Quando as coisas começavam a apertar, eu saía para outras cidades. Uma vez, me contrataram para matar um delegado. Eu conhecia o sujeito e sua fama. Foi um homem que havia apanhado dele na cadeia quem me contratou. Depois de três anos, tendo conseguido uma boa quantia de ouro no garimpo, coisa rara hoje em dia, aparece-me numa tarde de domingo. Fiz cara de difícil entendedor, como sempre faço, levando o sujeito até onde se pode levar alguém nessa barafunda toda. Quando revelou o nome da vítima, comentei que era um serviço muito difícil. O homem contou que eu tinha todo o tempo do mundo. Adiantou-me um pouco do dinheiro, para as despesas.

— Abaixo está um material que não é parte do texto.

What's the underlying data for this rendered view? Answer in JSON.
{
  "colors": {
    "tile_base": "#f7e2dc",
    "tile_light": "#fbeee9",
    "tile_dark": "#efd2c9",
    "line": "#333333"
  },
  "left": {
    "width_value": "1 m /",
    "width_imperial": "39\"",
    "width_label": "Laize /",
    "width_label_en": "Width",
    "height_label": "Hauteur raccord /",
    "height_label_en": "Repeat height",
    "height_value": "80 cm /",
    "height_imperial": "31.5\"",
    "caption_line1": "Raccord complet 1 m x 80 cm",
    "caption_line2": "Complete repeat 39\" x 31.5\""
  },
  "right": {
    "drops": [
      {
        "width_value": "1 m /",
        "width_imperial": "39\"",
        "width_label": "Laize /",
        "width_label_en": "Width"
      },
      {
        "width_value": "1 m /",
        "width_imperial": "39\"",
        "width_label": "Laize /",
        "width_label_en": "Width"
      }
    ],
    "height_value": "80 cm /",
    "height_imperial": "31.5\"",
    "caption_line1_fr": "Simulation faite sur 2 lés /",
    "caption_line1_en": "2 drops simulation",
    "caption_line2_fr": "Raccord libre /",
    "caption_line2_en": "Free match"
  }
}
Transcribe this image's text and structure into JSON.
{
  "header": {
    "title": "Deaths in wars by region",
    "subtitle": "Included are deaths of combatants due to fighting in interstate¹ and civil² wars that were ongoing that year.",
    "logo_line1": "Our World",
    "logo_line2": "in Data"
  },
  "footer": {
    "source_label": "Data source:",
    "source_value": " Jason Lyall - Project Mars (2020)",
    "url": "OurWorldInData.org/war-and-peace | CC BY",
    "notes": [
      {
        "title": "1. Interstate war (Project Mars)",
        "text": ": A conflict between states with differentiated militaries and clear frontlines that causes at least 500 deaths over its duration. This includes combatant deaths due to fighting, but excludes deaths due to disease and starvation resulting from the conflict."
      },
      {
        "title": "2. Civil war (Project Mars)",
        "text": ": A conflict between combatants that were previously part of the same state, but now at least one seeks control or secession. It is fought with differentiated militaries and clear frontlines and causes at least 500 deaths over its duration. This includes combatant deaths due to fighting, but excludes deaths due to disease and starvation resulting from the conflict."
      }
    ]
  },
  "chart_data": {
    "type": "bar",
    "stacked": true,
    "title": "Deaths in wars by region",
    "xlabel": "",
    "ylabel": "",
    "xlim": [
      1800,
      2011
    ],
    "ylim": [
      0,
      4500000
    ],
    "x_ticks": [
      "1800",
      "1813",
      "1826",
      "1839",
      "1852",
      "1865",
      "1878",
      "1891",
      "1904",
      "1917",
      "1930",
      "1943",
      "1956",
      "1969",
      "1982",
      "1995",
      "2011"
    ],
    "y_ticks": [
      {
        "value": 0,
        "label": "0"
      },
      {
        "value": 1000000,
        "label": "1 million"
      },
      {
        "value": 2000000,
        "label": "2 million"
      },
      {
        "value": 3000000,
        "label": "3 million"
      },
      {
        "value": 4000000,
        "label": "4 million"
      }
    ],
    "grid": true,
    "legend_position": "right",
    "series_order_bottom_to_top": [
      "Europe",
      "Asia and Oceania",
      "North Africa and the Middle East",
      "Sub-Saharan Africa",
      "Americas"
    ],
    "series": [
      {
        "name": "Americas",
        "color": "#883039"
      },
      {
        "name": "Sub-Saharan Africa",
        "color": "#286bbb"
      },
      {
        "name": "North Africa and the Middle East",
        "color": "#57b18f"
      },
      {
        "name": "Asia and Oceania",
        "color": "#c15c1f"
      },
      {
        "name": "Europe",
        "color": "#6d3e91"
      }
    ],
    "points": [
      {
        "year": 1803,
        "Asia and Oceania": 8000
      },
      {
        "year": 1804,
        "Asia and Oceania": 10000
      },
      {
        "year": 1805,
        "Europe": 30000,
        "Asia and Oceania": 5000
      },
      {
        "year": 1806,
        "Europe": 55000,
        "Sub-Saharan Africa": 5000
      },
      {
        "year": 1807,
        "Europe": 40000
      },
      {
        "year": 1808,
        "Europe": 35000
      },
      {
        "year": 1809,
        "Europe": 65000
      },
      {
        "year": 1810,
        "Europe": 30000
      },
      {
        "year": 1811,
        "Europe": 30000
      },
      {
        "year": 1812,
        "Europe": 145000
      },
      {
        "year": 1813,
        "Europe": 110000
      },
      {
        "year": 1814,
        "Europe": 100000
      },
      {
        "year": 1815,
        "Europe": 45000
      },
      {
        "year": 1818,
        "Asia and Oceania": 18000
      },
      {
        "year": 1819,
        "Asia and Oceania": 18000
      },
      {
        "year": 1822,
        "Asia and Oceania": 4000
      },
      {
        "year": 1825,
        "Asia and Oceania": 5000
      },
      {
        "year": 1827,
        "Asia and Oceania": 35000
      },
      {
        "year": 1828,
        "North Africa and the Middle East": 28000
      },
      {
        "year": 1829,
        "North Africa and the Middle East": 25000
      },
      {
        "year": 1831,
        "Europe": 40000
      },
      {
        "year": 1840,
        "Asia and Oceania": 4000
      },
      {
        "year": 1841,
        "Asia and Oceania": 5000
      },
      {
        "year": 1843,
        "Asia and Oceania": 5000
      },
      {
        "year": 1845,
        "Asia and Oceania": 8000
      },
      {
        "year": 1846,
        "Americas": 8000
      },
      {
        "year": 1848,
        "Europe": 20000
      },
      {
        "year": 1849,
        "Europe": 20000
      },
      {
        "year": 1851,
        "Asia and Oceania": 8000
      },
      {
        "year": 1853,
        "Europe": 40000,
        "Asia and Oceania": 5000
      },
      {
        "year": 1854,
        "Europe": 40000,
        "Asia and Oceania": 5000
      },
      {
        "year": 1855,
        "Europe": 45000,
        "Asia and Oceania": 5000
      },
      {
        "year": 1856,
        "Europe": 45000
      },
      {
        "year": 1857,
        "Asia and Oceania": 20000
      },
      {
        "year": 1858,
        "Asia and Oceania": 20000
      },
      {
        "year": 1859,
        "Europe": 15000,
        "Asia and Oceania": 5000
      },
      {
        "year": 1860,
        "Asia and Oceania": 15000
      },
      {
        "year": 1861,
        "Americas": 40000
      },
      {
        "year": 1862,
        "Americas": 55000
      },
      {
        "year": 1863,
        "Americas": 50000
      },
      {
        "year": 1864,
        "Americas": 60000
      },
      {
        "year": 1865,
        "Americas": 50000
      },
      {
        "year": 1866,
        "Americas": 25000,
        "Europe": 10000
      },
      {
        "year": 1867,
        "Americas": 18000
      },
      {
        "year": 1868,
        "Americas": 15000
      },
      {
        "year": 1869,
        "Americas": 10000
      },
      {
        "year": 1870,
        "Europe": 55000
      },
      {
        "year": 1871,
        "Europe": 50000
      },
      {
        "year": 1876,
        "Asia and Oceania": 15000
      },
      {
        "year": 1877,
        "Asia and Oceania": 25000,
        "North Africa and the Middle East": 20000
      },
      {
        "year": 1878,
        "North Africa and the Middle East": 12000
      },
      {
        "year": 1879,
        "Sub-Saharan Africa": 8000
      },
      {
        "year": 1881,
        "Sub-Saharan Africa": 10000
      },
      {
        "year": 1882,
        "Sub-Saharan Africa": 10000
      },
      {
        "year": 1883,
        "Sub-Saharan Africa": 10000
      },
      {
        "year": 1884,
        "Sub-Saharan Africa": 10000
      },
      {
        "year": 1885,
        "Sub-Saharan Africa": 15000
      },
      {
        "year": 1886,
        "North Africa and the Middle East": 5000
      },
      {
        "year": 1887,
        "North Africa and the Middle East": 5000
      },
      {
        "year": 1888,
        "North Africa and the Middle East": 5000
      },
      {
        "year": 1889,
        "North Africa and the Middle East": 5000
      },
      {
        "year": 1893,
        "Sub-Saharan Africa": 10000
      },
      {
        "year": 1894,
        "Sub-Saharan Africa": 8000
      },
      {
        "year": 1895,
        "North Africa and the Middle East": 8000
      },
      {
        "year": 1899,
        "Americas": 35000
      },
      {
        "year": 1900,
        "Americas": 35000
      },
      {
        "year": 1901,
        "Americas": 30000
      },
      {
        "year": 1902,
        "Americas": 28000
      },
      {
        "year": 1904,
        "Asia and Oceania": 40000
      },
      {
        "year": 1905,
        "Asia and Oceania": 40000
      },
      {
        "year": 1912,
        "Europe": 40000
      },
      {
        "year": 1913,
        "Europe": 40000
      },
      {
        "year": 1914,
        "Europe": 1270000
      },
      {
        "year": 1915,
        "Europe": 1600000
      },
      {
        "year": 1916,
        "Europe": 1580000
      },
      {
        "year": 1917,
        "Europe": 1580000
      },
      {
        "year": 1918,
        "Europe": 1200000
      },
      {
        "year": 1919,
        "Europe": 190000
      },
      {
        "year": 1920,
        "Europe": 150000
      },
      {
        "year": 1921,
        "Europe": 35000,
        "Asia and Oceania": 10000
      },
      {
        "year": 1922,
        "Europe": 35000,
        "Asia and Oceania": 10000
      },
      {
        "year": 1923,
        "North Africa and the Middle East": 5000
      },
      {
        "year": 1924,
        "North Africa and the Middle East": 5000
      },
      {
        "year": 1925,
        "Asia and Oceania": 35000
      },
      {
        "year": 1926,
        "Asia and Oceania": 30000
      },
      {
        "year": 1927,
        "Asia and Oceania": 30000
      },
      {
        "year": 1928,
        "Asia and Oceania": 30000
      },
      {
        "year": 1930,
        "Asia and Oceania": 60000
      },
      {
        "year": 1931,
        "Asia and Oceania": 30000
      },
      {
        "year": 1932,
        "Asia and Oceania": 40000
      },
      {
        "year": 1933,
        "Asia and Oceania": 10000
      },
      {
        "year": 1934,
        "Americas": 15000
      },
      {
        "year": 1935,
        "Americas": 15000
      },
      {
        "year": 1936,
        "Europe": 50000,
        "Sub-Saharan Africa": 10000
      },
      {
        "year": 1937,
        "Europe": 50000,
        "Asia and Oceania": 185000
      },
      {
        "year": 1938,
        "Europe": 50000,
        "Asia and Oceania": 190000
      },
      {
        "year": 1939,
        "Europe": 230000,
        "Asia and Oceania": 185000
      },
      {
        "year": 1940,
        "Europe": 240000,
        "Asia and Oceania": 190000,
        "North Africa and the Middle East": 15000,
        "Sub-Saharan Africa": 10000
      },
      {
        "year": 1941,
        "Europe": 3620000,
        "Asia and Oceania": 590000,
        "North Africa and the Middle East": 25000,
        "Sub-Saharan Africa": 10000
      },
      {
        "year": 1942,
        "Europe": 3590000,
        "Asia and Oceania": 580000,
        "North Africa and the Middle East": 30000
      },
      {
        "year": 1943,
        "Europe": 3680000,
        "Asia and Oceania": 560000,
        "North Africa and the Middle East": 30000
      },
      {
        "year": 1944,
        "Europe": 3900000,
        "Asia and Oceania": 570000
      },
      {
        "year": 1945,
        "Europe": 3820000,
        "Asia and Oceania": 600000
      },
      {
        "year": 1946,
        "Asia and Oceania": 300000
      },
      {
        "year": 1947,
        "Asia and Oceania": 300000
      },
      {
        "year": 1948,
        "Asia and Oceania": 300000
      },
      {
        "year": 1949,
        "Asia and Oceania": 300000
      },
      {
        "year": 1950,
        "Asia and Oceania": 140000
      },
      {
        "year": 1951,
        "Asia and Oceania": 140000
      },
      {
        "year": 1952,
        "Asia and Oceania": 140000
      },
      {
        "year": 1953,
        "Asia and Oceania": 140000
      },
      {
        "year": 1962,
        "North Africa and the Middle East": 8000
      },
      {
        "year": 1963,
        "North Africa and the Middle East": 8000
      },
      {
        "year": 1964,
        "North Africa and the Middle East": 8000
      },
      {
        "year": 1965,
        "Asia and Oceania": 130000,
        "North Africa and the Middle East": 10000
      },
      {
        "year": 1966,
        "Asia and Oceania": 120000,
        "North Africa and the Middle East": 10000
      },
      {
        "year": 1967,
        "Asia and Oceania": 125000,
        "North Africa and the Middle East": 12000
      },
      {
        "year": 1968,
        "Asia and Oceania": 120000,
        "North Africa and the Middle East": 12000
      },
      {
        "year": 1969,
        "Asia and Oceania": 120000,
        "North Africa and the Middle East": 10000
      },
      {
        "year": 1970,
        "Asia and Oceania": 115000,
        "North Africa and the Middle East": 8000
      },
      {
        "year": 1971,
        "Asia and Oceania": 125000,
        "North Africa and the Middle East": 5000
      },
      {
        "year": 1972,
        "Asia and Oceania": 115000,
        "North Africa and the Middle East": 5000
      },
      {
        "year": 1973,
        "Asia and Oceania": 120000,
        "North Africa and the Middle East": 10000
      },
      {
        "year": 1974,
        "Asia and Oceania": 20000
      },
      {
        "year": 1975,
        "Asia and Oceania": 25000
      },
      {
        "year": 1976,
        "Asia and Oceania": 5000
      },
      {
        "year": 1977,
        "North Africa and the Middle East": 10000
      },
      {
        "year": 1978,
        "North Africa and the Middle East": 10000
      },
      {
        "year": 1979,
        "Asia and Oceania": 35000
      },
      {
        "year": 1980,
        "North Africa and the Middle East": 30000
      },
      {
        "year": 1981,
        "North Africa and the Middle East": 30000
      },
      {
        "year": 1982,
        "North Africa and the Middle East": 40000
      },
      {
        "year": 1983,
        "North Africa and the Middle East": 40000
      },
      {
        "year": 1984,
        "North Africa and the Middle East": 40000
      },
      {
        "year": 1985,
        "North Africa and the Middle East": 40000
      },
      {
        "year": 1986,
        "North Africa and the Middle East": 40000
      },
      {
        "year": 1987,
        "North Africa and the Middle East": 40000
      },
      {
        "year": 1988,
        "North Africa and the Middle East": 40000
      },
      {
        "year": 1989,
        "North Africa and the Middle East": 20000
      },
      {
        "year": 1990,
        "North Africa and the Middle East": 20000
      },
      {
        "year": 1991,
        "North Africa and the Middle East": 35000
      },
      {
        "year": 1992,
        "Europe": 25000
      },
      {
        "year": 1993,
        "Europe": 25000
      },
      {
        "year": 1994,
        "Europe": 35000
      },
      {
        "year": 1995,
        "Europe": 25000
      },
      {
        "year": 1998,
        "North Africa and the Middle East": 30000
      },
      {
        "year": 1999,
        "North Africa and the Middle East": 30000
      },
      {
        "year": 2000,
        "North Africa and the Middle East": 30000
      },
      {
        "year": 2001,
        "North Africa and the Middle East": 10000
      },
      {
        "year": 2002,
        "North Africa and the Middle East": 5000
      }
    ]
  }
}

Depois de anos de valentia, as pessoas ficam descuidadas. E foi o que aconteceu ao delegado. Várias vezes, refiz seu trajeto, seguindo-o às vezes de muito perto, sem que ele percebesse. Ele saía de casa por volta das sete da manhã, dava um pulo na delegacia e depois ia almoçar e passava as tardes extorquindo comerciantes. A sua rotina se quebrava na quarta-feira à noite, quando, em vez de partir para a zona, ia tomar sorvete.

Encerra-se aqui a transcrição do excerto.